Resources that I’ve found very helpful include Valve’s Getting Started tutorial, as well as tutorials at The Snark Pit. I’d love to see more of the textures at Wadfather, but I can’t seem to navigate the site very well.

I’m a bit annoyed with myself, since I want to focus on substance over style, but because the textures of Half-Life 2 depict a grungy, dingy world, I’m probably going to have to find a cleaner set before I feel comfortable with the design possibilities.

9 thoughts on “My Half-Life 2 Mod Begins

  1. Anonymous, thanks for the tip. I’ll have to look more closely to see what it is I’m using — I fairly robotically followed someone’s instructions for what to download and install, and It Just Worked.

  2. If you wanted a good c++ compiler but didn’t want to shell out a whole bunch of money for a microsoft product, I suggest you use Bloodshed’s Dev C++ compiler. It has a very competitive IDE with infintesimal possibilites on how it can be used.

  3. The learning curve for Audacity required just a bit more effort than I really wanted to expend, but that’s because I was editing together multiple short takes into a single podcast. Still, it was free and it did the job. I used to do this stuff all by ear and by analog when I interned for a radio news department.

  4. I don’t have any delusions that the result will be able to compete with the latest commercial products, but as an educator I’m not competing with Halo 2, I’m competing with yet another textbook chapter and a multiple-choice quiz on J-Web designed to test whether the students get the concept of “checking your sources.”

    It’s very likely that many of the concepts I’m trying to teach won’t actually need a full 3D environment, but since the Half-Life world comes with multiplayer capability right out of the box, I’m really excited about the possibility.

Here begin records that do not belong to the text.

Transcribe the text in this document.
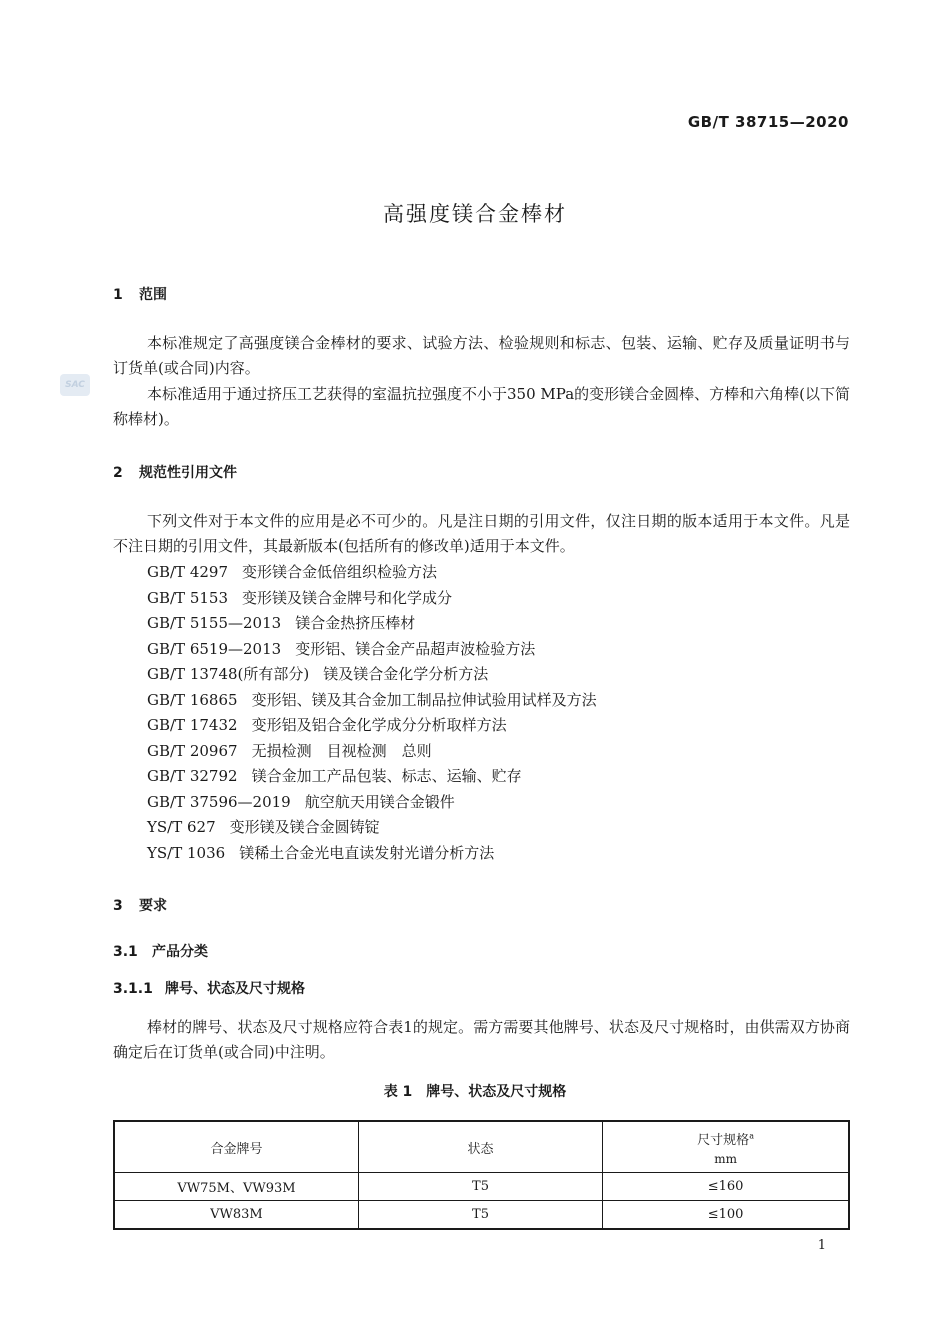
GB/T 38715—2020
高强度镁合金棒材
SAC
1 范围

本标准规定了高强度镁合金棒材的要求、试验方法、检验规则和标志、包装、运输、贮存及质量证明书与订货单(或合同)内容。

本标准适用于通过挤压工艺获得的室温抗拉强度不小于350 MPa的变形镁合金圆棒、方棒和六角棒(以下简称棒材)。

2 规范性引用文件

下列文件对于本文件的应用是必不可少的。凡是注日期的引用文件，仅注日期的版本适用于本文件。凡是不注日期的引用文件，其最新版本(包括所有的修改单)适用于本文件。

GB/T 4297 变形镁合金低倍组织检验方法
GB/T 5153 变形镁及镁合金牌号和化学成分
GB/T 5155—2013 镁合金热挤压棒材
GB/T 6519—2013 变形铝、镁合金产品超声波检验方法
GB/T 13748(所有部分) 镁及镁合金化学分析方法
GB/T 16865 变形铝、镁及其合金加工制品拉伸试验用试样及方法
GB/T 17432 变形铝及铝合金化学成分分析取样方法
GB/T 20967 无损检测　目视检测　总则
GB/T 32792 镁合金加工产品包装、标志、运输、贮存
GB/T 37596—2019 航空航天用镁合金锻件
YS/T 627 变形镁及镁合金圆铸锭
YS/T 1036 镁稀土合金光电直读发射光谱分析方法
3 要求
3.1 产品分类
3.1.1 牌号、状态及尺寸规格

棒材的牌号、状态及尺寸规格应符合表1的规定。需方需要其他牌号、状态及尺寸规格时，由供需双方协商确定后在订货单(或合同)中注明。

表 1　牌号、状态及尺寸规格
合金牌号	状态	尺寸规格$^a$
mm

VW75M、VW93M	T5	≤160
VW83M	T5	≤100
1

  5. Test. Darn thing just ate my lengthy comment! Not going to retype it, but in a nutshell: COOL stuff, Dennis! This is like what fantasy writers call “World Building”…only in a much more complicated and mediated way. I tried to do this once and didn’t feel it was ultimately worth the investment of time, but hey, that can be true of any creative pursuit. Best wishes making it meaningful and still worth using four years down the line. That would be my biggest fear; the “half life” (literally) of these things in not only the industry, but also the appeal to young audiences.